Yes, though that's also a major hack. If we ever get build-std
support figured out, it could just go away so that std
could follow whatever your normal build flags are -- and this is desirable for a bunch of other reasons too, like being able to have debug_assert
s in core
that actually do something outside of rustc's CI runs.
It would. It is already transformed to this by LLVM optimizer, not by frontend.
But LLVM wouldn't have permission to do this if fast math flags don't propagate. You'd effectively have (forgive my LLIR non-knowledge)
%2 = llvm.builtins.sqrt f32 %1
%3 = fast llvm.builtins.div f32 1.0 f32 %2
And this cannot be legally transformed into llvm.builtins.invsqrt
AIUI, because the sqrt is not tagged with the fastmath flags, so must be accurate. Or do the fastmath flags back-propagate in this case, so this can contract into invsqrt without sqrt being fastmath tagged?
Fundamentally there are only three options:
This is an argument towards making it a type-level knob - then if you're using the correct flag, both (all) ops will be tagged with it and llvm can perform the contraction. Making f32
itself generic seems the most elegant, as long as it doesn't break anything.

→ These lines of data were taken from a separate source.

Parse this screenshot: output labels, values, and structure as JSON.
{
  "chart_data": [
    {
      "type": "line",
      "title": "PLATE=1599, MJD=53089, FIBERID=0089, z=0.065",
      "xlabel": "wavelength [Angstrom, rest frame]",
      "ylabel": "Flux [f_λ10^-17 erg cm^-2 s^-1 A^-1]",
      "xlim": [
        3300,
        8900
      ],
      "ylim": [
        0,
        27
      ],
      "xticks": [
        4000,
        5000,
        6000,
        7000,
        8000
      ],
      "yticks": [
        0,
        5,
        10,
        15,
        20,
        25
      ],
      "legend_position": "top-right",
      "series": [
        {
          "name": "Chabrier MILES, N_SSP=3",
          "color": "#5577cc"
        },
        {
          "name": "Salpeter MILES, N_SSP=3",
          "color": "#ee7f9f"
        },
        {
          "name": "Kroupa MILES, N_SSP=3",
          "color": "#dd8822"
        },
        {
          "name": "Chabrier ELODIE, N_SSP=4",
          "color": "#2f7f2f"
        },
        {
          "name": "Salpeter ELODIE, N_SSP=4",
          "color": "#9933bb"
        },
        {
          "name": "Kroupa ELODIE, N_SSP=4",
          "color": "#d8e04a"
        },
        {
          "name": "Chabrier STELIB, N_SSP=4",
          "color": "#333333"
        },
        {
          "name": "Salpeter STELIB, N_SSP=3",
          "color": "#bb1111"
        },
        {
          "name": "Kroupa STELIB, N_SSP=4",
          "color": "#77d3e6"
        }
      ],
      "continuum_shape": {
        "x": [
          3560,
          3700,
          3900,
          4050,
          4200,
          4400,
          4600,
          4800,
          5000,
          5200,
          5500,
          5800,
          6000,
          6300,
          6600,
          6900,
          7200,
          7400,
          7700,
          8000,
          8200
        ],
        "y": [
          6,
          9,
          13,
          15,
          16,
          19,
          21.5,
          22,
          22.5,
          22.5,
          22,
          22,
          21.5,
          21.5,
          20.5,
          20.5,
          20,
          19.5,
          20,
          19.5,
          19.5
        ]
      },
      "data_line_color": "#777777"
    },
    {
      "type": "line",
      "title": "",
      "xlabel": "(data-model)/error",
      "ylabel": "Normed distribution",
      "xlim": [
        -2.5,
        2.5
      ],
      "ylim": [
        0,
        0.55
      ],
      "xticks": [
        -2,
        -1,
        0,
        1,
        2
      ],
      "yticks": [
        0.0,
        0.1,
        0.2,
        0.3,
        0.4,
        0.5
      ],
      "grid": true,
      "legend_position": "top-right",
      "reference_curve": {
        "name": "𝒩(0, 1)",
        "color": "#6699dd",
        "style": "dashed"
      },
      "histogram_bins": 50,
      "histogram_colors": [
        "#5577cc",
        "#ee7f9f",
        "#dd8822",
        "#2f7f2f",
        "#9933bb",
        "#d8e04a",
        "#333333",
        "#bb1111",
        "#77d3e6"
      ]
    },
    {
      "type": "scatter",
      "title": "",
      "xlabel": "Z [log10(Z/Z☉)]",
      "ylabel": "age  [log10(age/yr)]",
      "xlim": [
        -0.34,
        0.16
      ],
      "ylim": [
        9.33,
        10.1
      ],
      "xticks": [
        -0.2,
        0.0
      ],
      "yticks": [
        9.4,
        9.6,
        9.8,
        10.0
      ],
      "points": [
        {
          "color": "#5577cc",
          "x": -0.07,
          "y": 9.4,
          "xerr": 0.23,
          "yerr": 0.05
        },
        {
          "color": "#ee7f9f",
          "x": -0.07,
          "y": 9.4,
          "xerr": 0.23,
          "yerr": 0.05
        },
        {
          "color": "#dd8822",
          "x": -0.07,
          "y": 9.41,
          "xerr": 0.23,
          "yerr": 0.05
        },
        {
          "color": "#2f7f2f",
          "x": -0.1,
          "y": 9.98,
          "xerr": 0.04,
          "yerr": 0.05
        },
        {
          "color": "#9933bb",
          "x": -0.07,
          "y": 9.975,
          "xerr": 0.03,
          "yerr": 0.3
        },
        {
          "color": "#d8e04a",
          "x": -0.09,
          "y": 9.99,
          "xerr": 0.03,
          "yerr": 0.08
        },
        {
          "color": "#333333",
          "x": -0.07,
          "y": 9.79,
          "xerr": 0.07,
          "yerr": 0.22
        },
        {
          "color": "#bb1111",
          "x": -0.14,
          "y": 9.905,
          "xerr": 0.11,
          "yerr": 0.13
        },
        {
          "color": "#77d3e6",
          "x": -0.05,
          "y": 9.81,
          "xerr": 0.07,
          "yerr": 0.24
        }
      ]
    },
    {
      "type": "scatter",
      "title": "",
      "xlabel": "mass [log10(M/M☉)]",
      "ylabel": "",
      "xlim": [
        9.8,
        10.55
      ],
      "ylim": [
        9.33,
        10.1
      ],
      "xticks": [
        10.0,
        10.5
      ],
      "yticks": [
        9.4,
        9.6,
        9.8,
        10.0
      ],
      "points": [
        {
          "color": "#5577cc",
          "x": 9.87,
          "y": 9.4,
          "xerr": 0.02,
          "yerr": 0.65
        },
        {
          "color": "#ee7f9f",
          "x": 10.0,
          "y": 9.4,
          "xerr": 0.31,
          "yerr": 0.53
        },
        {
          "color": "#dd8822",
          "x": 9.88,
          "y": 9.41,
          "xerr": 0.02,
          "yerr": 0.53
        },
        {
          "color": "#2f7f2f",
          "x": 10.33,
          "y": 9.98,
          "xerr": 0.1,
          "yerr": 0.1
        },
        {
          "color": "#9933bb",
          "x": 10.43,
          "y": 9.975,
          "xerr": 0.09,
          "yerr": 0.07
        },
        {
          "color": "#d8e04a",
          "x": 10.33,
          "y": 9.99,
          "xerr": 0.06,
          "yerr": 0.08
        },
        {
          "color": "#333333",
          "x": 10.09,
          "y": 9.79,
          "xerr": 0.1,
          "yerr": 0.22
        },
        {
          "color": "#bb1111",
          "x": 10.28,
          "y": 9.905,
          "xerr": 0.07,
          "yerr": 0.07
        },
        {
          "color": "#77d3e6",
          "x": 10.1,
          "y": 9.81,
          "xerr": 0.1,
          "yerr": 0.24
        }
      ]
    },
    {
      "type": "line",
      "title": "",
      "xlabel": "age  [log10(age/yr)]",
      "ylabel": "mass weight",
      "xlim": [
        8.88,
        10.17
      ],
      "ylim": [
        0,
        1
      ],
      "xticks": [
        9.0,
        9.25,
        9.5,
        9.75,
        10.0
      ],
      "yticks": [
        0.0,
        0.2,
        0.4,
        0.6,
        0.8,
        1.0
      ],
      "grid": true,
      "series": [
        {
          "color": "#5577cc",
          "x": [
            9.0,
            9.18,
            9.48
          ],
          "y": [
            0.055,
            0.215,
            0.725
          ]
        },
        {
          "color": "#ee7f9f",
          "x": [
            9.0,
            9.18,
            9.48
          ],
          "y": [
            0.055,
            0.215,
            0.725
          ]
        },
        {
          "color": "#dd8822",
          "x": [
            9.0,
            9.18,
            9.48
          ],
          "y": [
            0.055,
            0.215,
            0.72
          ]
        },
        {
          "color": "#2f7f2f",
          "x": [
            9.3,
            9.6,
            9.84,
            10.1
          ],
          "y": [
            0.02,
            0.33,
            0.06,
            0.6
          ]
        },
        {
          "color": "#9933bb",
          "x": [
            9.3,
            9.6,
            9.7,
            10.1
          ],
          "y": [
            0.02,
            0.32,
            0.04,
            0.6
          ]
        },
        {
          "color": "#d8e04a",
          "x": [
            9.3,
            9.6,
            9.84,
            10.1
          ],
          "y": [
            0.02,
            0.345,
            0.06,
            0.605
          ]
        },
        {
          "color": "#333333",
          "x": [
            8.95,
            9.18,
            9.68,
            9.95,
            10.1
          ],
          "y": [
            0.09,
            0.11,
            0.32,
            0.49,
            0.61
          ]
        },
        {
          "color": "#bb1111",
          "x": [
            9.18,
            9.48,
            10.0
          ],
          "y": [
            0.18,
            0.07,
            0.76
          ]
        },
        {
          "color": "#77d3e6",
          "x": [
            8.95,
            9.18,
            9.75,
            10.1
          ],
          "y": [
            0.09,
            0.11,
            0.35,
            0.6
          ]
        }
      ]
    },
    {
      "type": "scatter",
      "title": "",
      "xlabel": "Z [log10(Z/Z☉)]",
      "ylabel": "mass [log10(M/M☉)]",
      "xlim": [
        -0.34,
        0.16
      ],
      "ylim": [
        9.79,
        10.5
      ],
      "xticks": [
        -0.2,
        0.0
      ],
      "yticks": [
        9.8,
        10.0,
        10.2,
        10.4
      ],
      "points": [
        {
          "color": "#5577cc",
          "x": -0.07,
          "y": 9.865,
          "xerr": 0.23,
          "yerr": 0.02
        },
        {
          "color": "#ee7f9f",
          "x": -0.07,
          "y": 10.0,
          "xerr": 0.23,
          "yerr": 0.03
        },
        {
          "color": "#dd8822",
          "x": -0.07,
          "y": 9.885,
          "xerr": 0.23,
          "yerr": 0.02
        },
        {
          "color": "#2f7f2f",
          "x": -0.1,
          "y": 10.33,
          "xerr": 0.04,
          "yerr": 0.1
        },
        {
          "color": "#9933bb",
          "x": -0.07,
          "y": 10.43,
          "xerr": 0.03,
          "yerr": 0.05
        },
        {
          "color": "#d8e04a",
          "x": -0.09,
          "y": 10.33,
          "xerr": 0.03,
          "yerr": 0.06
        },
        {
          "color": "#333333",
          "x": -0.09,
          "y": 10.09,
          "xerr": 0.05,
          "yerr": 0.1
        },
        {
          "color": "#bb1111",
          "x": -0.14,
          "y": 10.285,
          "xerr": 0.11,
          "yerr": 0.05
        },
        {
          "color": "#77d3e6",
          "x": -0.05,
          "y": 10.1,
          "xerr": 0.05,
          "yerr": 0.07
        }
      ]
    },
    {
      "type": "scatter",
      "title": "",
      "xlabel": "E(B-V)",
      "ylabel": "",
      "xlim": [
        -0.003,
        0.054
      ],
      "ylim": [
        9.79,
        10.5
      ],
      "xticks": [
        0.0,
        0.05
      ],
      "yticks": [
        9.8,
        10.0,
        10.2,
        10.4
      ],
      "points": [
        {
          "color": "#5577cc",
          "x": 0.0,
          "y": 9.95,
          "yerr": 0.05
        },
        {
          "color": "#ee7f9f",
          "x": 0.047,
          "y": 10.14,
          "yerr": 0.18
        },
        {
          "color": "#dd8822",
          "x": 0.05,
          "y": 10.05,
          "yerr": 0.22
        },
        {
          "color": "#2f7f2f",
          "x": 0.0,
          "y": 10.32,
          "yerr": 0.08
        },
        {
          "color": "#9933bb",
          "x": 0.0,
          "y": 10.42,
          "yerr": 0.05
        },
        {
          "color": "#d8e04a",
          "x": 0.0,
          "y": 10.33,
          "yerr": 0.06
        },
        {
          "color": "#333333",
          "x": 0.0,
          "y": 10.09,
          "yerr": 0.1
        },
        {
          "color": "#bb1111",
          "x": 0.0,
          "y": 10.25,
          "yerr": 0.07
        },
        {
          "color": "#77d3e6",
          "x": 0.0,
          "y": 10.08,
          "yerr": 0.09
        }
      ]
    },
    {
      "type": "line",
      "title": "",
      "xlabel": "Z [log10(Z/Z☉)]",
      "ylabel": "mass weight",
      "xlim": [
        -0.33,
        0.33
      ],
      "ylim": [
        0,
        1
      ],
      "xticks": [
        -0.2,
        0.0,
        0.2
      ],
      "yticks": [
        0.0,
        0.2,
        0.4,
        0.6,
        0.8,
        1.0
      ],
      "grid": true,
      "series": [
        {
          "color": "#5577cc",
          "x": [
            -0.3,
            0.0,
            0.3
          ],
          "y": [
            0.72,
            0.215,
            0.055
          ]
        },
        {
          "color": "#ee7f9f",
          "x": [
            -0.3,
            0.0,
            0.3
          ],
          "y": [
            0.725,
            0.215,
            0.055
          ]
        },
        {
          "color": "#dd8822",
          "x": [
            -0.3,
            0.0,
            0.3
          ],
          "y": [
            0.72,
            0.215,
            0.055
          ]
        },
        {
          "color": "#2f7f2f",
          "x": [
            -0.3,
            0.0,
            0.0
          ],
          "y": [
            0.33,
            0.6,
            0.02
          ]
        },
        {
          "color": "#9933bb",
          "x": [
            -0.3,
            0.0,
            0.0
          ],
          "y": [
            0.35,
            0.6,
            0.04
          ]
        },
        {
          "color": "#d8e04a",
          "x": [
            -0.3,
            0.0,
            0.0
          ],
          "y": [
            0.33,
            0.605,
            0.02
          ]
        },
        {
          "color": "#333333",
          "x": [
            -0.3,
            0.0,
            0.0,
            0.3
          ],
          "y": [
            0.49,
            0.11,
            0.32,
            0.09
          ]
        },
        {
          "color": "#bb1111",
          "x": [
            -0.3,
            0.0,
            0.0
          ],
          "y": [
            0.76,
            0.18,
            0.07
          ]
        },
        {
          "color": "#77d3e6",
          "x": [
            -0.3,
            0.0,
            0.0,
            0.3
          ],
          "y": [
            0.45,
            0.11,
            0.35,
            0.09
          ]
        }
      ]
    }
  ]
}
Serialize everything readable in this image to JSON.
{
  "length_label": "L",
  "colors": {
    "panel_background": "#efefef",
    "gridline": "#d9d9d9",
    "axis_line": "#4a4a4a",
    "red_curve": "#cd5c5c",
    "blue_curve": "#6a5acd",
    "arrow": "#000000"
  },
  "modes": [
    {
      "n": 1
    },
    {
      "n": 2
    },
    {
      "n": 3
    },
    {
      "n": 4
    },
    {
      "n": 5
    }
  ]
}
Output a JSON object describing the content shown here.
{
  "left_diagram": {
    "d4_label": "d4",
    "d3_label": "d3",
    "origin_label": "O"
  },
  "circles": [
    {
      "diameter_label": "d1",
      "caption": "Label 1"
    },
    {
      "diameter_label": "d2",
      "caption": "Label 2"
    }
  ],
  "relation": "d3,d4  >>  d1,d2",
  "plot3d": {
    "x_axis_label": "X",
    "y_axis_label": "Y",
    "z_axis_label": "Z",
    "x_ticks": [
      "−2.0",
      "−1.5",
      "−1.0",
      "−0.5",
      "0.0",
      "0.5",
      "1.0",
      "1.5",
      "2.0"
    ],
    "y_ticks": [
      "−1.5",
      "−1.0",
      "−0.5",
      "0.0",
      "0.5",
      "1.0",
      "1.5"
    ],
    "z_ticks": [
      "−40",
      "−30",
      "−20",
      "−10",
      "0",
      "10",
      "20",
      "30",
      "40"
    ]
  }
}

However as mentioned above, the intrinsics need to first be available, regardless of the more ergonomic syntax built on top of it.
This variant would not optimize because you don't say that we allow optimizations. To make it convert to inverse square root, we need emit such IR:
%2 = call afn @llvm.builtin.sqrt f32 %1
%3 = fdiv afn f32 1.0 %2
You could specify fast math flags on calls of instrinsics like sqrt, sin, exp, log and etc. https://llvm.org/docs/LangRef.html#i-call
Also, you cannot just add this flags to make whole inner function optimized because they work only in certain situations:
The optional
fast-math flags
marker indicates that the call has one or more fast-math flags, which are optimization hints to enable otherwise unsafe floating-point optimizations. Fast-math flags are only valid for calls that return a floating-point scalar or vector type, or an array (nested to any depth) of floating-point scalar or vector types.
I think, if we would use my type based approach, we can just add such flags to LLVM intrinsics calls when needed.